In the way above, you don't have to specify the type!

In [None]:
typeof(1.0f0)

In [None]:
struct MySlowComplex
    real
    imag
end
isbits(MySlowComplex(1.0,1.0))

In [None]:
struct MySlowComplex2
    real::AbstractFloat
    imag::AbstractFloat
end
isbits(MySlowComplex2(1.0,1.0))

Note: the number types, even ones such as Int, Float64, and Complex, are all themselves implemented in pure Julia!
Note2: isbits compiles down to bit operations from pure Julia, which means that these types can directly compile to GPU kernels through CUDAnative without modification.

### Function barriers


In [None]:
x = Number[1.0,3] #slow container type!
function r(x)
    a = 4
    b = 2
    for i in 1:100
      c = f(x[1],a)
      d = f(b,c)
      a = f(d,x[2])
    end
    a
  end
  @btime r(x)

In [None]:
x_fast = [1.0,3.0]
@btime r(x_fast)

Splitting up the bad container will be faster!

In [None]:
function _s(x1,x2)
    a = 4
    b = 2
    for i in 1:100
      c = f(x1,a)
      d = f(b,c)
      a = f(d,x2)
    end
    a
end
s(x) = _s(x[1],x[2])
@btime s(x)

In [None]:
isbits(x)#!! 

In [None]:
@code_warntype r(x)

### specialisation at compile time

In [None]:
function fff(x)
    if x isa Int
      y = 2
    else
      y = 4.0
    end
    x + y
  end

In [None]:
@code_llvm fff(1)

So optimised at compile time as it KNOWS the input is an INT!

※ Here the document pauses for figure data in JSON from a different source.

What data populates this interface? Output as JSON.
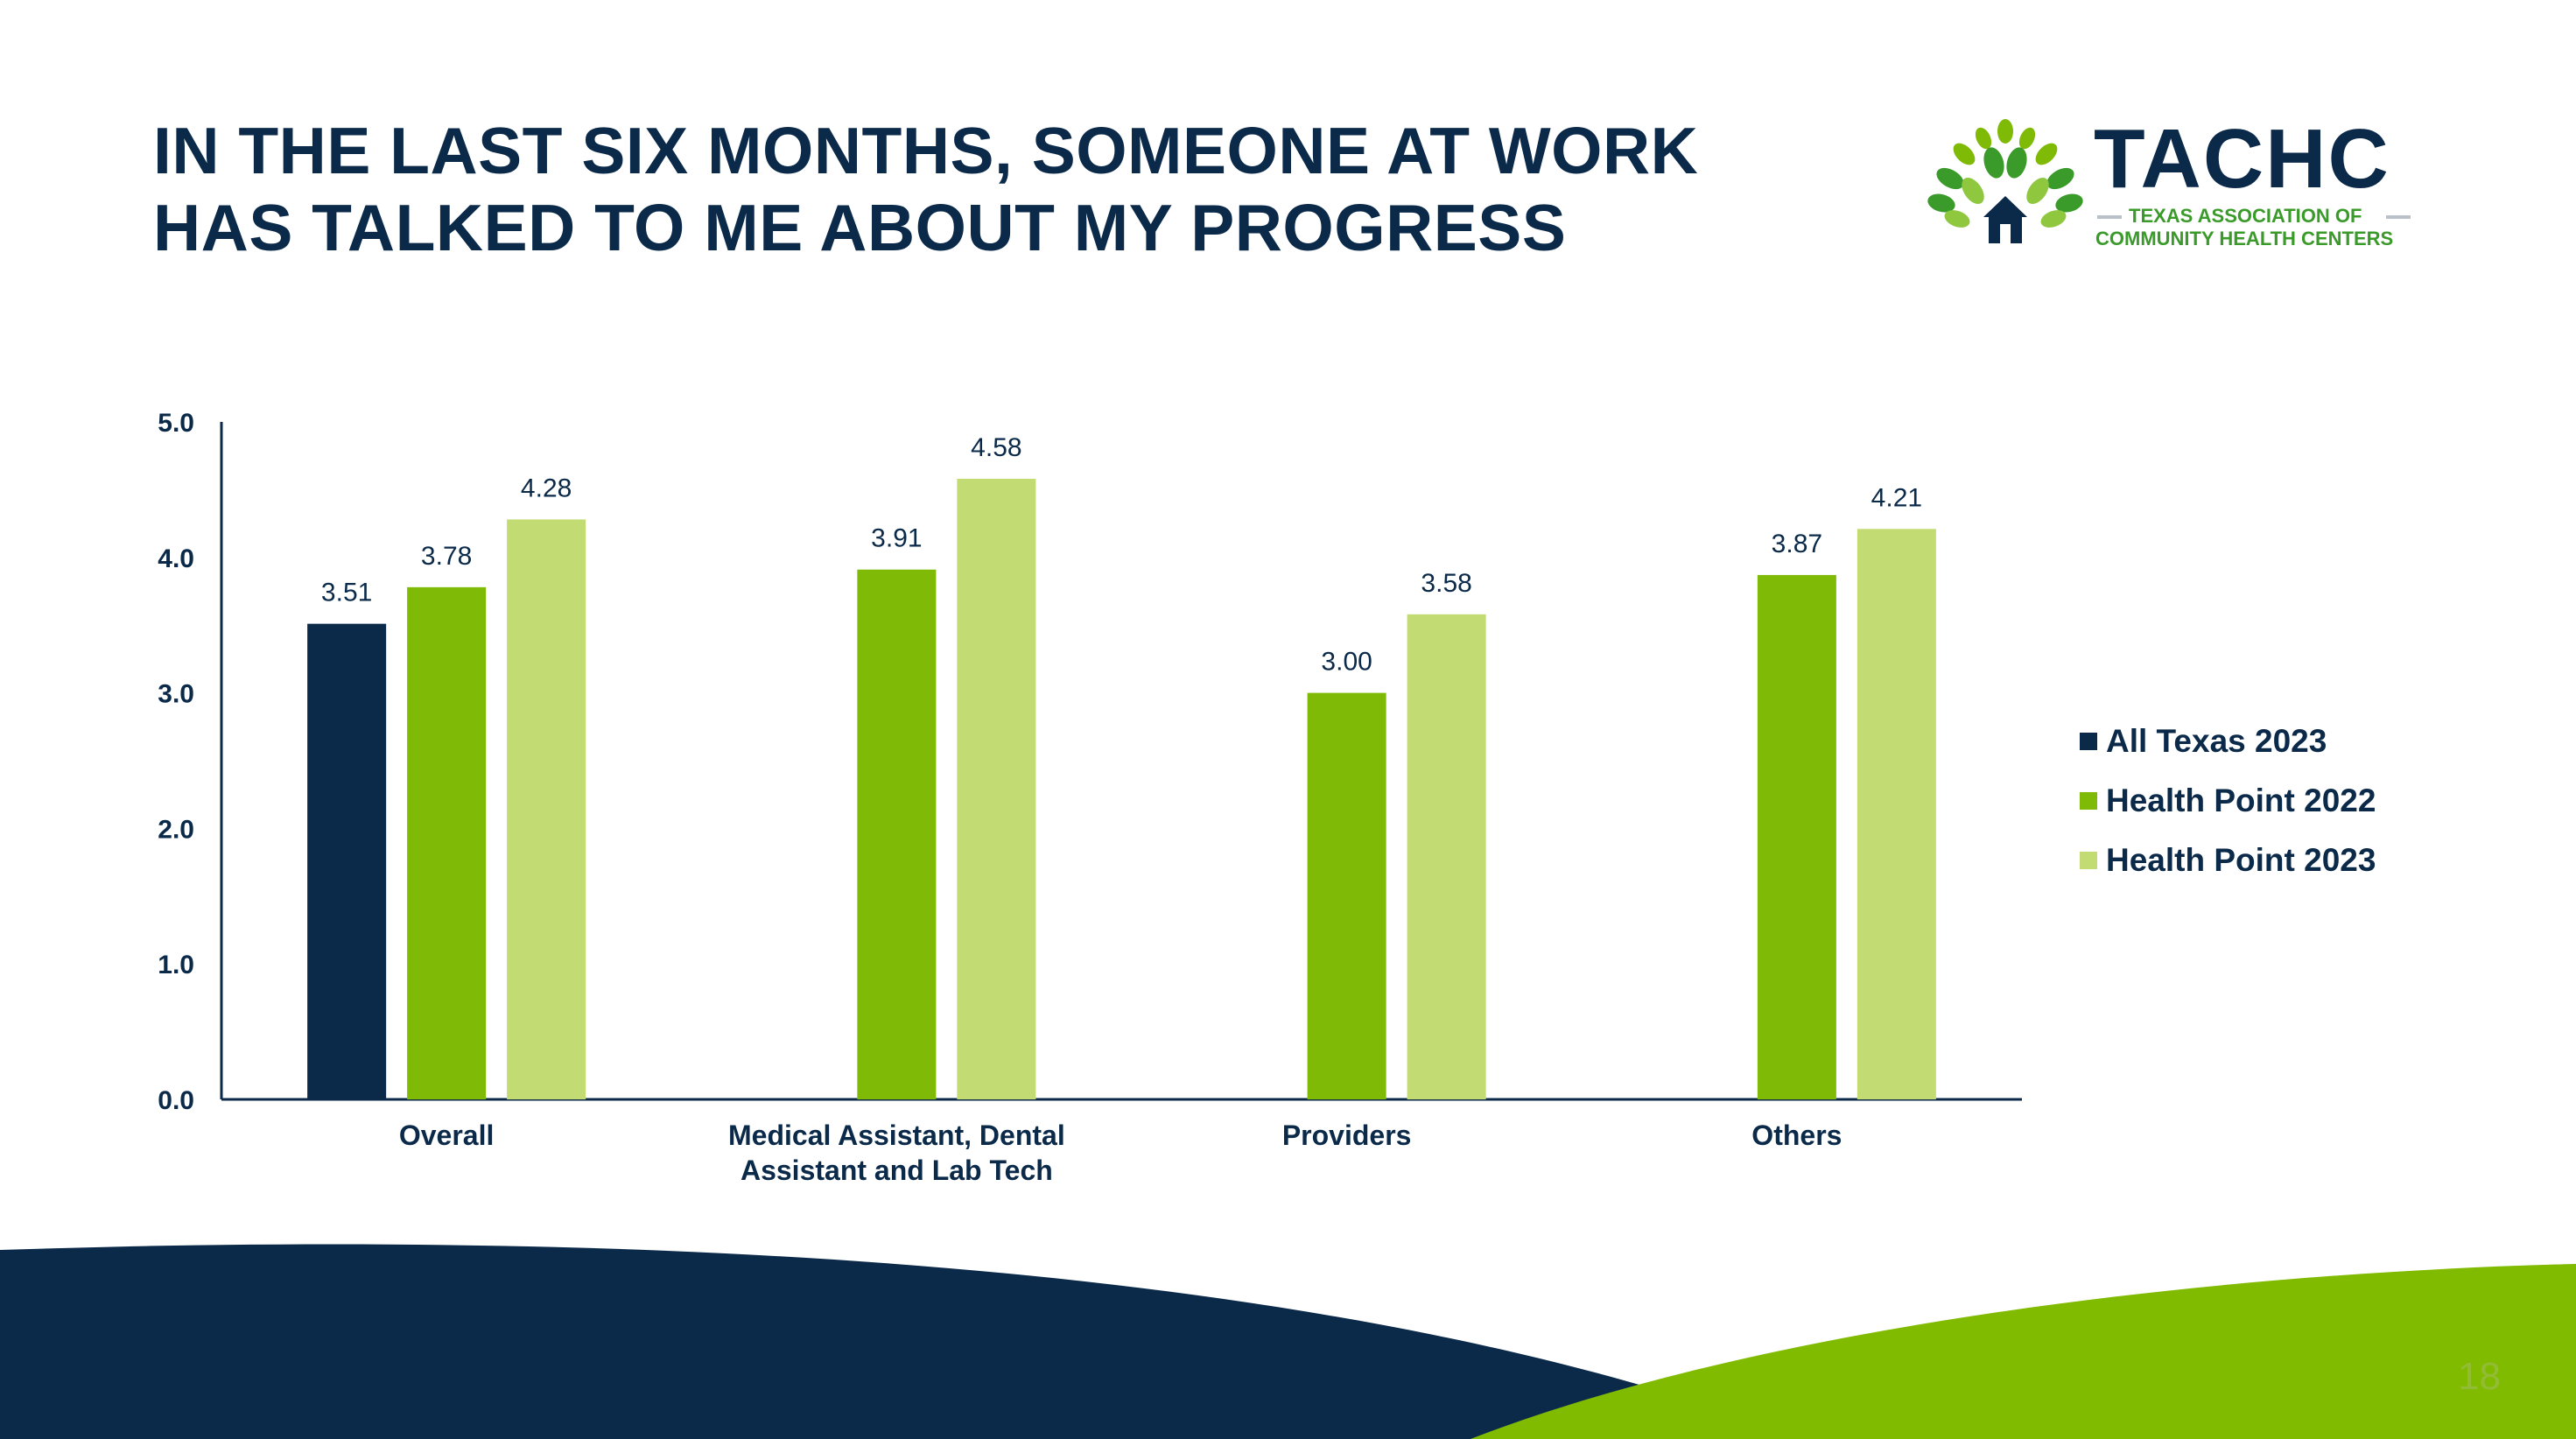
{
  "slide": {
    "title_line1": "IN THE LAST SIX MONTHS, SOMEONE AT WORK",
    "title_line2": "HAS TALKED TO ME ABOUT MY PROGRESS",
    "page_number": "18"
  },
  "logo": {
    "name": "TACHC",
    "subtitle_line1": "TEXAS ASSOCIATION OF",
    "subtitle_line2": "COMMUNITY HEALTH CENTERS"
  },
  "colors": {
    "navy": "#0b2a4a",
    "green": "#7fbb06",
    "light_green": "#c3db73",
    "footer_navy": "#0b2a4a",
    "footer_green": "#80bb00"
  },
  "chart_data": {
    "type": "bar",
    "categories": [
      "Overall",
      "Medical Assistant, Dental Assistant and Lab Tech",
      "Providers",
      "Others"
    ],
    "category_lines": [
      [
        "Overall"
      ],
      [
        "Medical Assistant, Dental",
        "Assistant and Lab Tech"
      ],
      [
        "Providers"
      ],
      [
        "Others"
      ]
    ],
    "series": [
      {
        "name": "All Texas 2023",
        "color": "#0b2a4a",
        "values": [
          3.51,
          null,
          null,
          null
        ]
      },
      {
        "name": "Health Point 2022",
        "color": "#7fbb06",
        "values": [
          3.78,
          3.91,
          3.0,
          3.87
        ]
      },
      {
        "name": "Health Point 2023",
        "color": "#c3db73",
        "values": [
          4.28,
          4.58,
          3.58,
          4.21
        ]
      }
    ],
    "data_labels": [
      [
        "3.51",
        null,
        null,
        null
      ],
      [
        "3.78",
        "3.91",
        "3.00",
        "3.87"
      ],
      [
        "4.28",
        "4.58",
        "3.58",
        "4.21"
      ]
    ],
    "ylim": [
      0,
      5
    ],
    "yticks": [
      "0.0",
      "1.0",
      "2.0",
      "3.0",
      "4.0",
      "5.0"
    ],
    "ytick_values": [
      0,
      1,
      2,
      3,
      4,
      5
    ],
    "grid": false,
    "legend_position": "right"
  }
}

### Global scope and optimisations

so e.g. directly in REPL. Here, types cannot be inferred, as you can change the type at any time (by typing a new command)

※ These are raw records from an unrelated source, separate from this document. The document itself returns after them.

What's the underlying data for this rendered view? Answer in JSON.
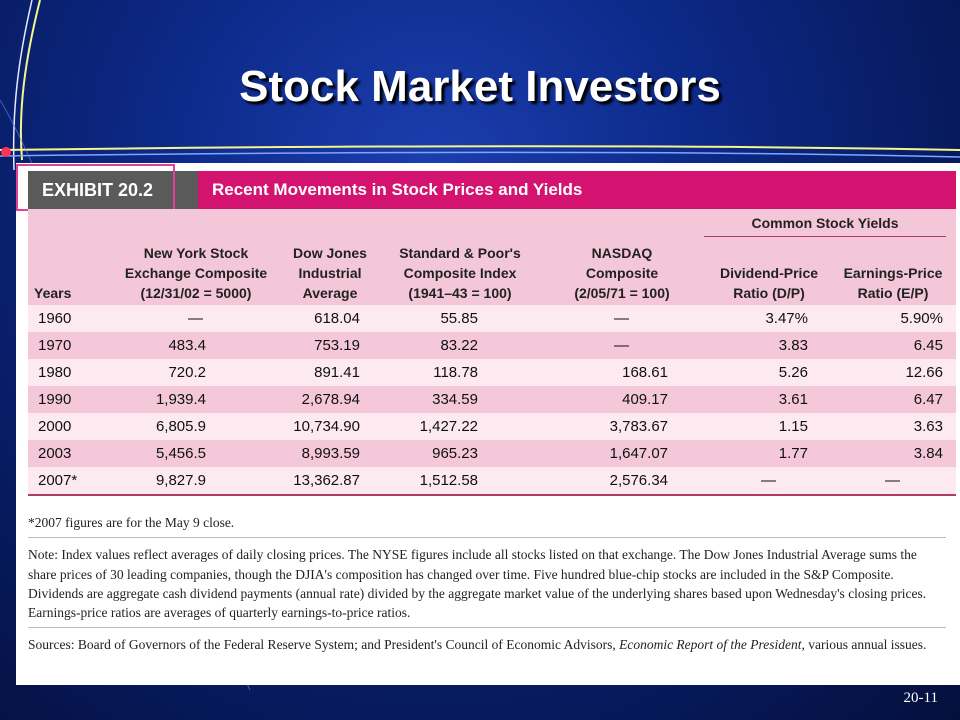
{
  "slide": {
    "title": "Stock Market Investors",
    "page_number": "20-11"
  },
  "exhibit": {
    "label": "EXHIBIT 20.2",
    "title": "Recent Movements in Stock Prices and Yields",
    "group_header": "Common Stock Yields",
    "columns": [
      "Years",
      "New York Stock Exchange Composite (12/31/02 = 5000)",
      "Dow Jones Industrial Average",
      "Standard & Poor's Composite Index (1941–43 = 100)",
      "NASDAQ Composite (2/05/71 = 100)",
      "Dividend-Price Ratio (D/P)",
      "Earnings-Price Ratio (E/P)"
    ],
    "column_lines": [
      [
        "Years"
      ],
      [
        "New York Stock",
        "Exchange Composite",
        "(12/31/02 = 5000)"
      ],
      [
        "Dow Jones",
        "Industrial",
        "Average"
      ],
      [
        "Standard & Poor's",
        "Composite Index",
        "(1941–43 = 100)"
      ],
      [
        "NASDAQ",
        "Composite",
        "(2/05/71 = 100)"
      ],
      [
        "Dividend-Price",
        "Ratio (D/P)"
      ],
      [
        "Earnings-Price",
        "Ratio (E/P)"
      ]
    ],
    "rows": [
      [
        "1960",
        "—",
        "618.04",
        "55.85",
        "—",
        "3.47%",
        "5.90%"
      ],
      [
        "1970",
        "483.4",
        "753.19",
        "83.22",
        "—",
        "3.83",
        "6.45"
      ],
      [
        "1980",
        "720.2",
        "891.41",
        "118.78",
        "168.61",
        "5.26",
        "12.66"
      ],
      [
        "1990",
        "1,939.4",
        "2,678.94",
        "334.59",
        "409.17",
        "3.61",
        "6.47"
      ],
      [
        "2000",
        "6,805.9",
        "10,734.90",
        "1,427.22",
        "3,783.67",
        "1.15",
        "3.63"
      ],
      [
        "2003",
        "5,456.5",
        "8,993.59",
        "965.23",
        "1,647.07",
        "1.77",
        "3.84"
      ],
      [
        "2007*",
        "9,827.9",
        "13,362.87",
        "1,512.58",
        "2,576.34",
        "—",
        "—"
      ]
    ],
    "footnote": "*2007 figures are for the May 9 close.",
    "note": "Note: Index values reflect averages of daily closing prices. The NYSE figures include all stocks listed on that exchange. The Dow Jones Industrial Average sums the share prices of 30 leading companies, though the DJIA's composition has changed over time. Five hundred blue-chip stocks are included in the S&P Composite. Dividends are aggregate cash dividend payments (annual rate) divided by the aggregate market value of the underlying shares based upon Wednesday's closing prices. Earnings-price ratios are averages of quarterly earnings-to-price ratios.",
    "sources_text": "Sources: Board of Governors of the Federal Reserve System; and President's Council of Economic Advisors,",
    "sources_italic": "Economic Report of the President,",
    "sources_tail": "various annual issues."
  },
  "colors": {
    "background": "#0d2a8a",
    "exhibit_accent": "#d3136f",
    "header_band": "#f3c6d8",
    "row_light": "#fde9f0",
    "row_dark": "#f4c8d8"
  }
}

## Overheads of individual operators

Each operation has a cost!

### Bounds checking
= what gives error if you're out of bounds! Removing this maks code faster

### SIMD
single input multiple data. E.g. adding 4 floats in 1 clock cycle!

### FMA
fused multiply-add so .e.g x*y+z is fused

### Inlining
if function call is deemed cheap enough, than combined into single call!